The City Council responded to the mayor’s preliminary budget plan by recommending full restoration of cuts to cultural funding, a $10 million emergency fund for repairs, reduction in funding for energy (in all agencies) and the integration of new school curriculums.


Back to top

FEDERAL CAMPAIGN FINANCE LAW STRUCK DOWN

A panel made up of three federal judges struck down most of a ban on the use of large corporate and labor union political contributions by political parties. The panel also ruled unconstitutional new restrictions on election-time political ads by special interest groups and others. The judges barred the federal government from enforcing the restrictions and all other parts of the law it struck down, but the panel’s decision must now be reviewed by the Supreme Court, mostly likely in fall.

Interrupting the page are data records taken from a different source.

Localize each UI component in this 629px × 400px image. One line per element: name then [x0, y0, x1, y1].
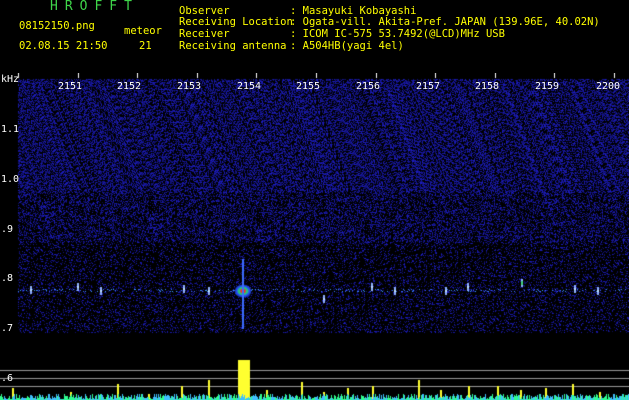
receiver-value: : ICOM IC-575 53.7492(@LCD)MHz USB: [290, 28, 505, 40]
y-tick-0-8: .8: [1, 273, 14, 284]
x-tick-2155: 2155: [296, 81, 321, 92]
hrofft-logo: HROFFT: [50, 0, 139, 14]
y-tick-0-7: .7: [1, 323, 14, 334]
x-tick-2151: 2151: [58, 81, 83, 92]
x-tick-2153: 2153: [177, 81, 202, 92]
receiver-label: Receiver: [179, 28, 230, 40]
x-tick-2200: 2200: [596, 81, 621, 92]
location-value: : Ogata-vill. Akita-Pref. JAPAN (139.96E…: [290, 16, 600, 28]
x-tick-2159: 2159: [535, 81, 560, 92]
y-tick-0-9: .9: [1, 224, 14, 235]
y-tick-0-6: .6: [1, 373, 14, 384]
y-unit-label: kHz: [1, 74, 20, 85]
x-tick-2157: 2157: [416, 81, 441, 92]
location-label: Receiving Location: [179, 16, 293, 28]
y-tick-1-0: 1.0: [1, 174, 20, 185]
antenna-label: Receiving antenna: [179, 40, 287, 52]
meteor-count: 21: [139, 40, 152, 52]
x-tick-2152: 2152: [117, 81, 142, 92]
antenna-value: : A504HB(yagi 4el): [290, 40, 404, 52]
meteor-label: meteor: [124, 25, 162, 37]
y-tick-1-1: 1.1: [1, 124, 20, 135]
filename: 08152150.png: [19, 20, 95, 32]
x-tick-2154: 2154: [237, 81, 262, 92]
x-tick-2158: 2158: [475, 81, 500, 92]
spectrogram: [0, 73, 629, 400]
x-tick-2156: 2156: [356, 81, 381, 92]
datetime: 02.08.15 21:50: [19, 40, 108, 52]
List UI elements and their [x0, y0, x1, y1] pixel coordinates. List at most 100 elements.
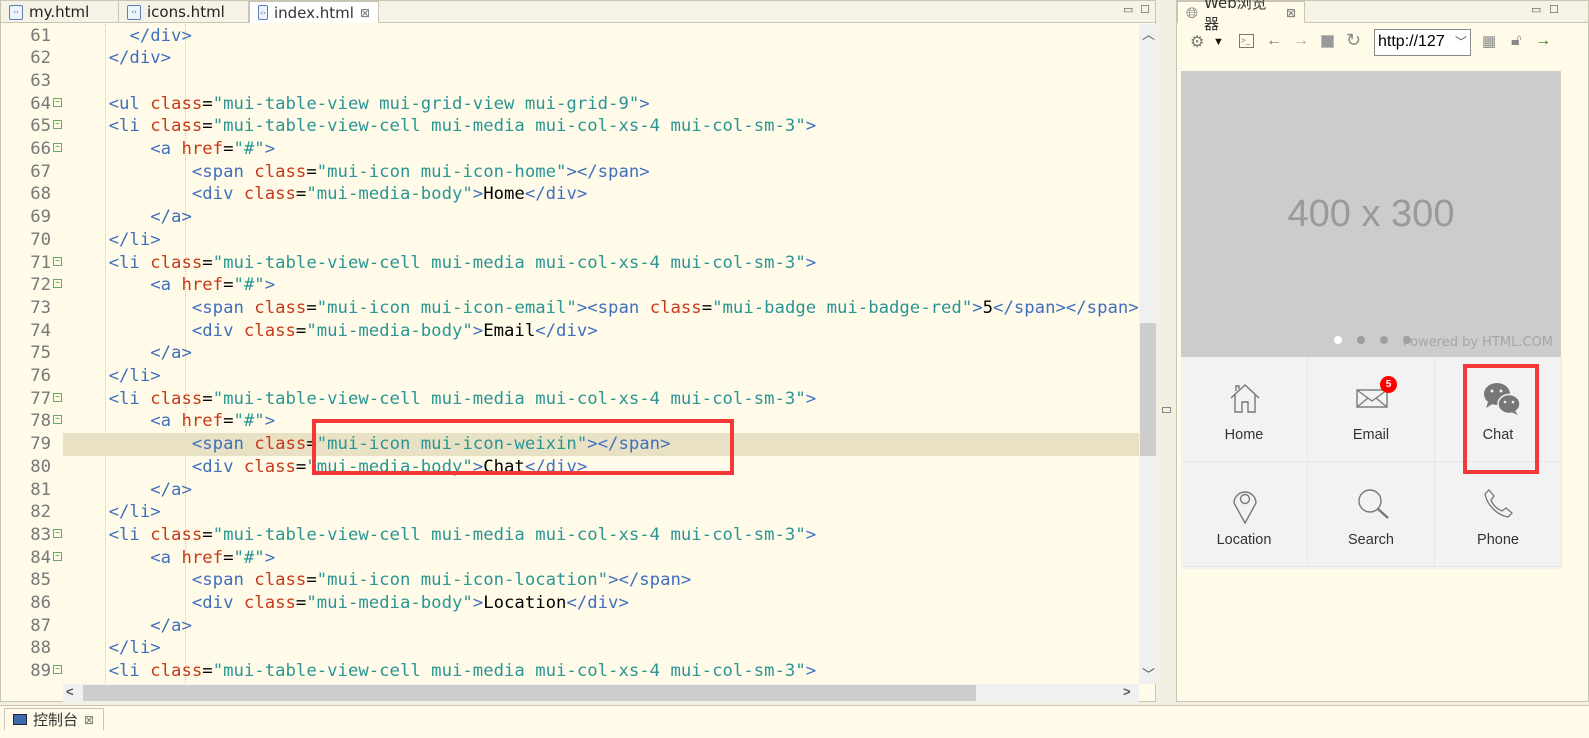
restore-icon[interactable] [1162, 407, 1171, 413]
refresh-icon[interactable]: ↻ [1346, 30, 1361, 51]
stop-icon[interactable] [1321, 35, 1334, 48]
code-text: </li> [63, 365, 1139, 388]
code-line[interactable]: 61 </div> [1, 25, 1139, 48]
code-line[interactable]: 87 </a> [1, 615, 1139, 638]
fold-toggle-icon[interactable]: − [53, 415, 62, 425]
tab-my-html[interactable]: ‹› my.html [1, 1, 119, 23]
scroll-left-icon[interactable]: < [66, 684, 74, 699]
code-token-tag: <a [150, 139, 182, 159]
scroll-right-icon[interactable]: > [1123, 684, 1131, 699]
chevron-down-icon[interactable]: ﹀ [1455, 33, 1467, 50]
highlight-annotation-box [312, 419, 734, 475]
panel-sash[interactable] [1156, 0, 1176, 702]
code-area[interactable]: 61 </div> 62 </div> 63 64− <ul class="mui-t… [1, 24, 1139, 684]
url-input[interactable]: http://127 ﹀ [1374, 29, 1471, 56]
fold-toggle-icon[interactable]: − [53, 97, 62, 107]
code-line[interactable]: 81 </a> [1, 479, 1139, 502]
grid-item-email[interactable]: 5 Email [1308, 357, 1435, 462]
slider-dot[interactable] [1334, 336, 1342, 344]
maximize-icon[interactable]: ☐ [1140, 3, 1150, 16]
image-slider[interactable]: 400 x 300 Powered by HTML.COM [1181, 71, 1561, 357]
code-line[interactable]: 88 </li> [1, 637, 1139, 660]
code-text: </a> [63, 342, 1139, 365]
code-line[interactable]: 75 </a> [1, 342, 1139, 365]
code-line[interactable]: 71− <li class="mui-table-view-cell mui-m… [1, 252, 1139, 275]
line-number: 76 [30, 366, 51, 386]
line-number: 72 [30, 275, 51, 296]
fold-toggle-icon[interactable]: − [53, 143, 62, 152]
tab-web-browser[interactable]: 🌐︎ Web浏览器 ⊠ [1177, 0, 1305, 33]
code-token-ws [67, 434, 192, 454]
scrollbar-thumb[interactable] [83, 685, 976, 701]
grid-item-label: Phone [1477, 532, 1519, 548]
code-line[interactable]: 64− <ul class="mui-table-view mui-grid-v… [1, 93, 1139, 116]
code-line[interactable]: 66− <a href="#"> [1, 138, 1139, 161]
code-line[interactable]: 82 </li> [1, 501, 1139, 524]
fold-toggle-icon[interactable]: − [53, 665, 62, 675]
scroll-up-icon[interactable]: ︿ [1142, 24, 1155, 43]
fold-toggle-icon[interactable]: − [53, 256, 62, 266]
code-line[interactable]: 74 <div class="mui-media-body">Email</di… [1, 320, 1139, 343]
code-token-tag: <div [191, 320, 244, 341]
fold-toggle-icon[interactable]: − [53, 551, 62, 561]
code-token-ws [67, 253, 109, 273]
grid-item-search[interactable]: Search [1308, 462, 1435, 567]
code-line[interactable]: 83− <li class="mui-table-view-cell mui-m… [1, 524, 1139, 547]
scrollbar-thumb[interactable] [1140, 323, 1156, 456]
dropdown-arrow-icon[interactable]: ▼ [1213, 36, 1224, 48]
code-line[interactable]: 70 </li> [1, 229, 1139, 252]
close-icon[interactable]: ⊠ [84, 713, 94, 727]
unlock-icon[interactable]: 🔓︎ [1511, 32, 1521, 50]
fold-toggle-icon[interactable]: − [53, 528, 62, 538]
code-token-ws [67, 321, 192, 341]
maximize-icon[interactable]: ☐ [1549, 3, 1559, 16]
console-icon[interactable]: >_ [1239, 34, 1254, 48]
code-line[interactable]: 72− <a href="#"> [1, 274, 1139, 297]
fold-toggle-icon[interactable]: − [53, 120, 62, 130]
browser-tab-bar: 🌐︎ Web浏览器 ⊠ ▭ ☐ [1177, 0, 1588, 33]
code-line[interactable]: 65− <li class="mui-table-view-cell mui-m… [1, 115, 1139, 138]
back-icon[interactable]: ← [1266, 32, 1282, 50]
code-line[interactable]: 67 <span class="mui-icon mui-icon-home">… [1, 161, 1139, 184]
scroll-down-icon[interactable]: ﹀ [1142, 664, 1155, 683]
minimize-icon[interactable]: ▭ [1123, 3, 1133, 16]
fold-toggle-icon[interactable]: − [53, 279, 62, 289]
code-line[interactable]: 68 <div class="mui-media-body">Home</div… [1, 183, 1139, 206]
forward-icon[interactable]: → [1293, 32, 1309, 50]
code-token-tag: > [805, 252, 817, 273]
tab-icons-html[interactable]: ‹› icons.html [119, 1, 249, 23]
code-text: <span class="mui-icon mui-icon-email"><s… [63, 297, 1139, 320]
code-line[interactable]: 77− <li class="mui-table-view-cell mui-m… [1, 388, 1139, 411]
minimize-icon[interactable]: ▭ [1531, 3, 1541, 16]
code-token-attr: class [254, 297, 307, 318]
line-number: 62 [30, 48, 51, 69]
close-icon[interactable]: ⊠ [1286, 6, 1296, 20]
code-line[interactable]: 69 </a> [1, 206, 1139, 229]
slider-dot[interactable] [1357, 336, 1365, 344]
code-text: <li class="mui-table-view-cell mui-media… [63, 660, 1139, 683]
settings-icon[interactable]: ⚙ [1190, 32, 1204, 52]
close-icon[interactable]: ⊠ [360, 6, 370, 20]
fold-toggle-icon[interactable]: − [53, 392, 62, 402]
horizontal-scrollbar[interactable]: < > [63, 684, 1139, 702]
grid-item-phone[interactable]: Phone [1435, 462, 1562, 567]
vertical-scrollbar[interactable]: ︿ ﹀ [1139, 24, 1157, 684]
go-icon[interactable]: → [1535, 32, 1551, 50]
grid-item-location[interactable]: Location [1181, 462, 1308, 567]
code-line[interactable]: 73 <span class="mui-icon mui-icon-email"… [1, 297, 1139, 320]
code-line[interactable]: 85 <span class="mui-icon mui-icon-locati… [1, 569, 1139, 592]
code-line[interactable]: 89− <li class="mui-table-view-cell mui-m… [1, 660, 1139, 683]
code-token-tag: <li [108, 252, 151, 273]
slider-dot[interactable] [1380, 336, 1388, 344]
code-line[interactable]: 76 </li> [1, 365, 1139, 388]
code-line[interactable]: 63 [1, 70, 1139, 93]
tab-index-html[interactable]: ‹› index.html ⊠ [249, 1, 379, 23]
code-text: <li class="mui-table-view-cell mui-media… [63, 252, 1139, 275]
code-line[interactable]: 62 </div> [1, 47, 1139, 70]
grid-item-home[interactable]: Home [1181, 357, 1308, 462]
tab-console[interactable]: 控制台 ⊠ [4, 708, 104, 730]
code-token-ws [67, 298, 192, 318]
code-line[interactable]: 84− <a href="#"> [1, 547, 1139, 570]
qr-code-icon[interactable]: ▦ [1482, 32, 1496, 50]
code-line[interactable]: 86 <div class="mui-media-body">Location<… [1, 592, 1139, 615]
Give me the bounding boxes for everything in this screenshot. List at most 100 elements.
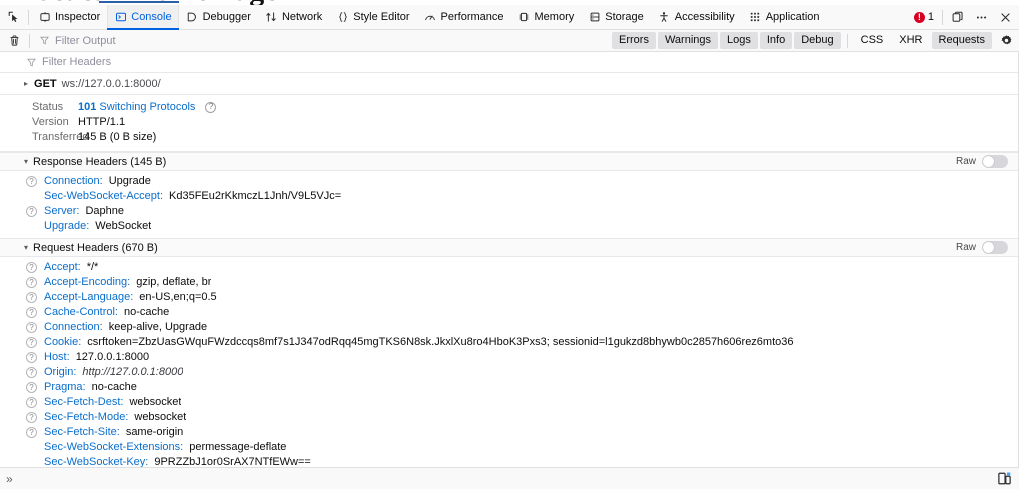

The new campaign finance law had prohibited national political party committees from raising contributions known as “soft money” from corporations, unions and others. Dozens of groups joined efforts to overturn parts of the law, including the AFL-CIO, the Republican National Committee, the Democratic and Republican parties of California, the U.S. Chamber of Commerce, the American Civil Liberties Union, the Libertarian National Committee, the National Right to Life Committee and the National Association of Broadcasters.

Back to top


RISING UNEMPLOYMENT RATE

According to the Labor Department, the month of April saw a 6 percent national unemployment rate compared to 5.8 percent in March. Manufacturing saw the largest decrease losing 95,000 jobs, while government agencies added 32,000 workers. The number of temporary employees dropped by 14,000 to 2.8 million. Temporary employment has decreased 20 percent in the last three years.

Labor unions have used this recent report to advocate for a six-month continuation of the Temporary Extended Unemployment Compensation (TEUC) program that expired on May 31. The program allowed workers who had exhausted their state unemployment benefits to access federal benefits. Senator Kennedy and Representatives Rangel and Cardin have introduced legislation to extend TEUC to provide assistance to the over one million workers who have already exhausted federal benefits but have still not found work.